In Finland, Blinken Calls Russia’s War ‘Strategic Failure’

Although Mr. Blinken’s speech, billed as an important overview of Washington’s thinking about the war, broke little new ground, its delivery from a country that shares a more than 800-mile border with Russia that the NATO alliance is now committed to defending amounted to a victory lap likely to embarrass if not infuriate Mr. Putin.

Finland’s official entry into NATO in April, Mr. Blinken said, was “a sea change that would have been unthinkable” before the war in Ukraine — and one that Mr. Putin had brought upon himself by invading his neighbor.

Mr. Blinken spoke at the end of a weeklong trip to Finland, Norway and Sweden that included meetings with NATO officials meant to highlight Western resolve against Ukraine and discuss the alliance’s long-term relationship with Kyiv, which is seeking NATO admission and security guarantees. Sweden is also seeking to join NATO, over Turkish opposition that U.S. officials hope can soon be defused.

More broadly, Mr. Blinken argued in a 40-minute address in Helsinki, that Mr. Putin had unwittingly exposed and compounded the weakness of Russia’s military, hobbled its economy and inspired NATO to become more united, and even larger.

But he also included cautionary notes about what he suggested would be a long and difficult road ahead for Kyiv, particularly amid what he predicted would be new worldwide calls for a halt to the fighting.

“Over the coming months, some countries will call for a cease-fire,” Mr. Blinken said. “On the surface, that sounds sensible — attractive, even. After all, who doesn’t want warring parties to lay down their arms? Who doesn’t want the killing to stop?”
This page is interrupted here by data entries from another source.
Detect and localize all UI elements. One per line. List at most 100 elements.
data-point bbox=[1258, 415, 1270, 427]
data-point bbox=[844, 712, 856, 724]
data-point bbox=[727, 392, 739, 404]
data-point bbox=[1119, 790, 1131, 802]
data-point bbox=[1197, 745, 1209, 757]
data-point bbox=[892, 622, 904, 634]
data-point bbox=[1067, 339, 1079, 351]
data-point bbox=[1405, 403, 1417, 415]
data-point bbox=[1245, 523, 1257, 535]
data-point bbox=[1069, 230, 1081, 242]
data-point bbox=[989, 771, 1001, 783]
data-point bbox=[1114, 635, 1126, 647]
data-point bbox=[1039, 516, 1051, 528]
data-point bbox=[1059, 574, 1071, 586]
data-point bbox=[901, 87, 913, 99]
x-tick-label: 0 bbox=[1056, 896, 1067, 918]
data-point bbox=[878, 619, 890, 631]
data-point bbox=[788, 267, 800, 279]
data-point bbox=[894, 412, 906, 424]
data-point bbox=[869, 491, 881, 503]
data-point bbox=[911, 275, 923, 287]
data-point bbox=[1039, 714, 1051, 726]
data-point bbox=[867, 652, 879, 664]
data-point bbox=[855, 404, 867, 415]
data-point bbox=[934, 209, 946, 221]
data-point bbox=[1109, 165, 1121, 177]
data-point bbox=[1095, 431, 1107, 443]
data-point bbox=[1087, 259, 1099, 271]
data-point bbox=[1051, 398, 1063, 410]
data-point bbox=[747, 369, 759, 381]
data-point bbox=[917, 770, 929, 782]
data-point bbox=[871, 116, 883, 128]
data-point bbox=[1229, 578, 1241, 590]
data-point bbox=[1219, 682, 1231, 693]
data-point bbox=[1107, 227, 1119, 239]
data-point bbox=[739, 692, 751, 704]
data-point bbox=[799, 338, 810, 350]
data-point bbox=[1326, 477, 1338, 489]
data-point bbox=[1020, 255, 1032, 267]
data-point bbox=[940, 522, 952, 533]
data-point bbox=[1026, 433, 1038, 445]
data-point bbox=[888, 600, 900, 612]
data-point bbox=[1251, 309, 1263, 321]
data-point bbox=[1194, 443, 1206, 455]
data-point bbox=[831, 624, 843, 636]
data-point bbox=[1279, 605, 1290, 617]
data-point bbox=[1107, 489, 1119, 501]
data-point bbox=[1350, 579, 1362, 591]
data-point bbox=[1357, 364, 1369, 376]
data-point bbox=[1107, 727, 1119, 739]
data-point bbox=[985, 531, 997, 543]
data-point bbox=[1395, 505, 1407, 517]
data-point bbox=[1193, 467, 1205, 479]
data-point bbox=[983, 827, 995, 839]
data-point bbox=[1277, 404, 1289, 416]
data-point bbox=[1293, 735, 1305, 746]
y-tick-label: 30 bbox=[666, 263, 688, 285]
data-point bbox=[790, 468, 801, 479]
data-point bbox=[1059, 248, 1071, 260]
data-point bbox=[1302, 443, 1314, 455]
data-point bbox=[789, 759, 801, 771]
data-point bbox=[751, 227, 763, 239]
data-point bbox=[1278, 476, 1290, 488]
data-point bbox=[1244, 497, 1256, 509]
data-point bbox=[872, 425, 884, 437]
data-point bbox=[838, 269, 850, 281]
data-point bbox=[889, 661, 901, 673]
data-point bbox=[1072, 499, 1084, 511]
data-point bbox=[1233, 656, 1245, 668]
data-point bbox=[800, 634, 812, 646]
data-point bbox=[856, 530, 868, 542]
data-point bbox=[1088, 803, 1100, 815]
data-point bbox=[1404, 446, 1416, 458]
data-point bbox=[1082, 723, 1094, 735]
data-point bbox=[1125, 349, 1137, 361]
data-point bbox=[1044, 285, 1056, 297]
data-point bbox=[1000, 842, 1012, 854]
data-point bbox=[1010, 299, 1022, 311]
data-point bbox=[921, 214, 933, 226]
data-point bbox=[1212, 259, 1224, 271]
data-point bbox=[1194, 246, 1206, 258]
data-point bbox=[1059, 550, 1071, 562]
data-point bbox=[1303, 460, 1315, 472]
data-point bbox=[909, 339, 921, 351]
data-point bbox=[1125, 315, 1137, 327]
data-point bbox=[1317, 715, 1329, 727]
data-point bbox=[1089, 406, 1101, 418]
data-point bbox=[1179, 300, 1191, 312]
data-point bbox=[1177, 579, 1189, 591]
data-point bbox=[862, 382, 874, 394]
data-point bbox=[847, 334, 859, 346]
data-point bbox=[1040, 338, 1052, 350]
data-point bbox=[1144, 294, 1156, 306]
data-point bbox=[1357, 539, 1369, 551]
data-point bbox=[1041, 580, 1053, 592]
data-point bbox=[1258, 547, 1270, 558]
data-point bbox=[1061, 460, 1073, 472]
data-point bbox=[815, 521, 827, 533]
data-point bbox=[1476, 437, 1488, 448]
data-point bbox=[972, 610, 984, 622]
But a cease-fire that freezes current lines in place, with Russia controlling large parts of Ukrainian territory, he added, “is not a just and lasting peace. It is a Potemkin peace. It would legitimize Russia’s land grab. It would reward the aggressor and punish the victim.”

While saying that the United States and Ukraine would like to see an end to the war, Mr. Blinken warned that Mr. Putin appeared to have little interest in negotiating a conclusion to the fighting.

The Russian leader is “convinced he can simply outlast Ukraine and its supporters — sending more and more Russians to their deaths, and inflicting more and more suffering on Ukrainian civilians,” Mr. Blinken said. “He thinks even if he loses the short game, he can still win the long game.”

The United States would support a peace initiative “that helps bring President Putin to the table to engage in meaningful diplomacy,” the secretary of state said, adding that such efforts must hold Russia accountable for atrocities and help pay for Ukraine’s reconstruction.

Although Mr. Blinken said that a peace deal would have to “affirm the principles of sovereignty, territorial integrity and independence,” he did not specify whether Russia would have to withdraw from all Ukrainian territory — including the strategic Crimean Peninsula, which Russia annexed in 2014 and which many analysts believe Mr. Putin will never surrender.